Still, the law "opens the doors with a lot of our payers," said Matt Levi, CHI Franciscan Health’s director of virtual health services. He added that some insurers, like Molina Healthcare of Washington, the state’s largest Medicaid plan, were starting to cover virtual urgent care, though the law does not require it.
"We are jumping in with both feet on this," said Peter Adler, president of Molina Healthcare of Washington. "We think it’s the future, and it’s here now."
Some large insurers are starting to pay, too. UnitedHealthcare, the nation’s largest insurer, announced in April that it would cover virtual visits for most of its 26 million commercial members by next year, citing the shortage of primary care doctors and the cost of less than $50 per virtual visit. Anthem will cover virtual urgent care visits for 16 million members in 11 states by the end of this year, and it expects the number to reach 20 million next year. Both insurers are relying on third-party telemedicine companies to provide the doctors and the technology platform for the service, just as most health systems do for now.
Even as virtual visits multiply, researchers say it is not clear whether they really save money or provide better outcomes.
Virtual urgent care visits are undoubtedly less expensive than trips to the emergency room, said Dr.

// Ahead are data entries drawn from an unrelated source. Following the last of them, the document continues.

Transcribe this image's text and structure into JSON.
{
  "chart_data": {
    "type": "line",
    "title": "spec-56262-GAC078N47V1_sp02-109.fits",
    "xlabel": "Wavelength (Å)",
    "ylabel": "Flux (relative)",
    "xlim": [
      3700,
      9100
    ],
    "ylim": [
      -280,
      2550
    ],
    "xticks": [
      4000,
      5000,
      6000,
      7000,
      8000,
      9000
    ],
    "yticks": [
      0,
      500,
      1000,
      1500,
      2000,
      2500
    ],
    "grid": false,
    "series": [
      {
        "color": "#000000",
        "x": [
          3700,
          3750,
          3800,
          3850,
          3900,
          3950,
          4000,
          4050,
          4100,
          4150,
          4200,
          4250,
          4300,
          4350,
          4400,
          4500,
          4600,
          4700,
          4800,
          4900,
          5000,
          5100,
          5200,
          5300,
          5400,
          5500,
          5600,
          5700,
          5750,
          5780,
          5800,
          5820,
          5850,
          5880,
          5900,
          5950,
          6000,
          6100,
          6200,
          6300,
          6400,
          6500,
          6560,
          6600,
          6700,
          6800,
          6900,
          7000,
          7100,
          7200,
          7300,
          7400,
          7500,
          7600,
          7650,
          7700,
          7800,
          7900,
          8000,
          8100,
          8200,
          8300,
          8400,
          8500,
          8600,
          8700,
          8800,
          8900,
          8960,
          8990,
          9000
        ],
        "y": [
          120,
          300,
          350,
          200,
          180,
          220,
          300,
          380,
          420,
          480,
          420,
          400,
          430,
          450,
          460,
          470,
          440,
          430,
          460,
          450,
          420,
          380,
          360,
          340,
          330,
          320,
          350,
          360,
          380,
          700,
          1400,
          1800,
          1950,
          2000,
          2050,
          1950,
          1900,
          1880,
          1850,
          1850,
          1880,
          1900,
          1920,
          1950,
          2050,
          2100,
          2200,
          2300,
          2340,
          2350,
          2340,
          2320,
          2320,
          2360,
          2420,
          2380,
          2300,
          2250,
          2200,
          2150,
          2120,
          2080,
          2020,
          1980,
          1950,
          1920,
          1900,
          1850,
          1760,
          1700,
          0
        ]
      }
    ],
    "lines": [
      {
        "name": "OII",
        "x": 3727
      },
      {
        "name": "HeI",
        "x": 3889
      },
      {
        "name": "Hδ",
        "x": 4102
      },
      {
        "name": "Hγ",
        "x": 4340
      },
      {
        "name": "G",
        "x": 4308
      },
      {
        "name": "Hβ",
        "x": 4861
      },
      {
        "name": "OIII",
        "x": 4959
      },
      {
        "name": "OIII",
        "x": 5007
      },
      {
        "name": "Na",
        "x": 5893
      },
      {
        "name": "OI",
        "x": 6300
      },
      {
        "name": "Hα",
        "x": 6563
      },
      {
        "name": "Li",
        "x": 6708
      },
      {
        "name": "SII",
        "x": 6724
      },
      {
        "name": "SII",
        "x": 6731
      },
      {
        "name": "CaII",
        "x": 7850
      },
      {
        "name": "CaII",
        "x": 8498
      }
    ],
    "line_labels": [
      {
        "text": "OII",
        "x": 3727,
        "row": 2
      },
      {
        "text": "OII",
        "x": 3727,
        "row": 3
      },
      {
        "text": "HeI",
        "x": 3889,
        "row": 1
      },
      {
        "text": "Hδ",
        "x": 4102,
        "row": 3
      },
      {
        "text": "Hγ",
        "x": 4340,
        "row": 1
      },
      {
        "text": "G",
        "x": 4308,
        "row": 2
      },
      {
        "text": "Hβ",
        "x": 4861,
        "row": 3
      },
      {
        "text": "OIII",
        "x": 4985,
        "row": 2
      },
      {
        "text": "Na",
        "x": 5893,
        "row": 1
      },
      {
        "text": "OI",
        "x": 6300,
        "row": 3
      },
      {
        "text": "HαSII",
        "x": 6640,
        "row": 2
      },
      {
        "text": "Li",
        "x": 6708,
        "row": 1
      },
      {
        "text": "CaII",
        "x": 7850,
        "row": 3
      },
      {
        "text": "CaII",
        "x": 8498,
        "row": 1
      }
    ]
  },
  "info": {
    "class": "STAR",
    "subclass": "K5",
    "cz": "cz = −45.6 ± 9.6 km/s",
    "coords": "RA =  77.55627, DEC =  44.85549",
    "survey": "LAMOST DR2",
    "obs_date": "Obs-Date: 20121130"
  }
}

Ateev Mehrotra, a professor of health policy at Harvard Medical School, who has studied telemedicine.
"But I think it’s very plausible, and probably likely, that a lot of people who do a virtual visit would otherwise have stayed home," Mehrotra said, pointing to research that suggests most people do not end up seeking care when they feel sick. "So it could increase health care spending overall."

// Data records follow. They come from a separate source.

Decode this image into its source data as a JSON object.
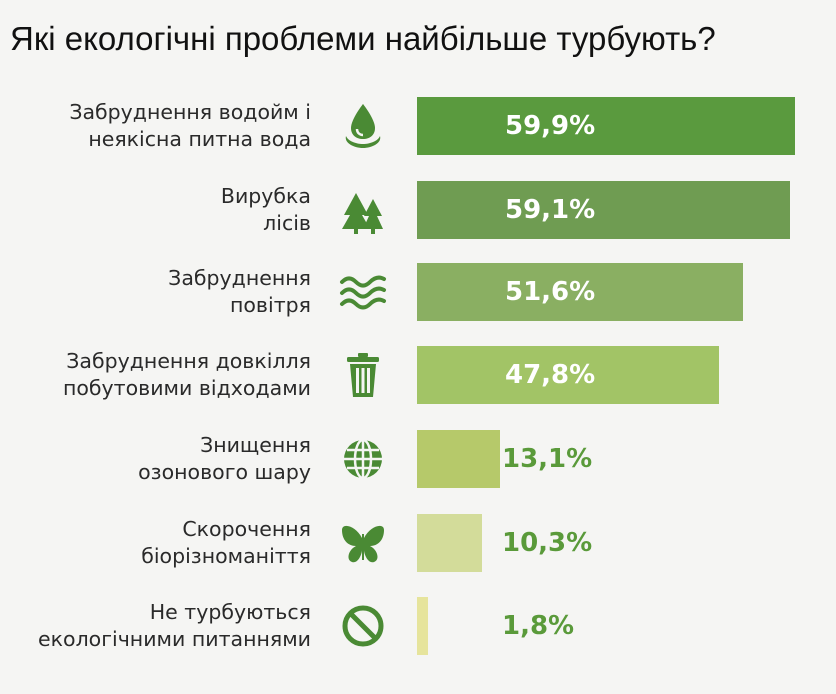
{
  "title": "Які екологічні проблеми найбільше турбують?",
  "chart_data": {
    "type": "bar",
    "orientation": "horizontal",
    "unit": "%",
    "xlim": [
      0,
      60
    ],
    "rows": [
      {
        "line1": "Забруднення водойм і",
        "line2": "неякісна питна вода",
        "value": 59.9,
        "display": "59,9%",
        "icon": "water-drop-icon",
        "color": "#5a9a3e",
        "label_inside": true
      },
      {
        "line1": "Вирубка",
        "line2": "лісів",
        "value": 59.1,
        "display": "59,1%",
        "icon": "trees-icon",
        "color": "#6f9c52",
        "label_inside": true
      },
      {
        "line1": "Забруднення",
        "line2": "повітря",
        "value": 51.6,
        "display": "51,6%",
        "icon": "air-waves-icon",
        "color": "#8aaf62",
        "label_inside": true
      },
      {
        "line1": "Забруднення довкілля",
        "line2": "побутовими відходами",
        "value": 47.8,
        "display": "47,8%",
        "icon": "trash-bin-icon",
        "color": "#a2c466",
        "label_inside": true
      },
      {
        "line1": "Знищення",
        "line2": "озонового шару",
        "value": 13.1,
        "display": "13,1%",
        "icon": "globe-icon",
        "color": "#b6c96a",
        "label_inside": false
      },
      {
        "line1": "Скорочення",
        "line2": "біорізноманіття",
        "value": 10.3,
        "display": "10,3%",
        "icon": "butterfly-icon",
        "color": "#d3dc9a",
        "label_inside": false
      },
      {
        "line1": "Не турбуються",
        "line2": "екологічними питаннями",
        "value": 1.8,
        "display": "1,8%",
        "icon": "no-sign-icon",
        "color": "#e6e49c",
        "label_inside": false
      }
    ]
  },
  "colors": {
    "icon": "#4a8a34",
    "value_outside": "#5a9a3a"
  }
}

CHI Franciscan’s virtual urgent care program contracts with Carena, a private company in Seattle that employs 17 physicians and nurse practitioners to do virtual consultations in 11 states. Among CHI Franciscan’s patients, the most frequent users are women ages 25 to 55, and the most typical diagnoses are bladder infections, upper respiratory tract infections and pinkeye.
Users are prescribed medication about 40 percent of the time, said Beth Bacon, the company’s vice president for consumer affairs. Most visits take place on weekends or between 5 p.m. and 8 a.m., she said, when doctors’ offices are closed. Like other virtual urgent care programs, CHI Franciscan’s emphasizes that it is not for medical emergencies, advising customers on its website to "call 911 or proceed to the nearest emergency room" if they have chest pain, difficulty breathing or other potentially life-threatening symptoms.
Although Carena provides all the physicians for the program now, several CHI Franciscan doctors are training to become "virtualists." Dr. Dan Diamond, a family practitioner at one of CHI Franciscan’s urgent care centers who recently trained to conduct virtual visits, said he enjoyed the less hurried pace.
"I don’t have people knocking on the door and saying, ‘Doc, we need you in another room,’" he said. "I’m able to focus on that one patient, without all the commotion that happens in an urgent care or an emergency room."
Still, he added, "there are some times where we just can’t do it virtually and we need to lay hands on a patient."
DeVisser turned out to be one of those cases. While happy with her virtual visit last summer, she ended up going to her primary care doctor a few weeks later because the antibiotics had not fully cleared up her sinus problems. He referred her to an ear, nose and throat specialist, who found through an examination that she had nasal polyps that needed to be removed.
"At least it mitigated the problem," she said of her video consultation. "And it was much more comfortable than having to go sit with a bunch of other sick people in a waiting room."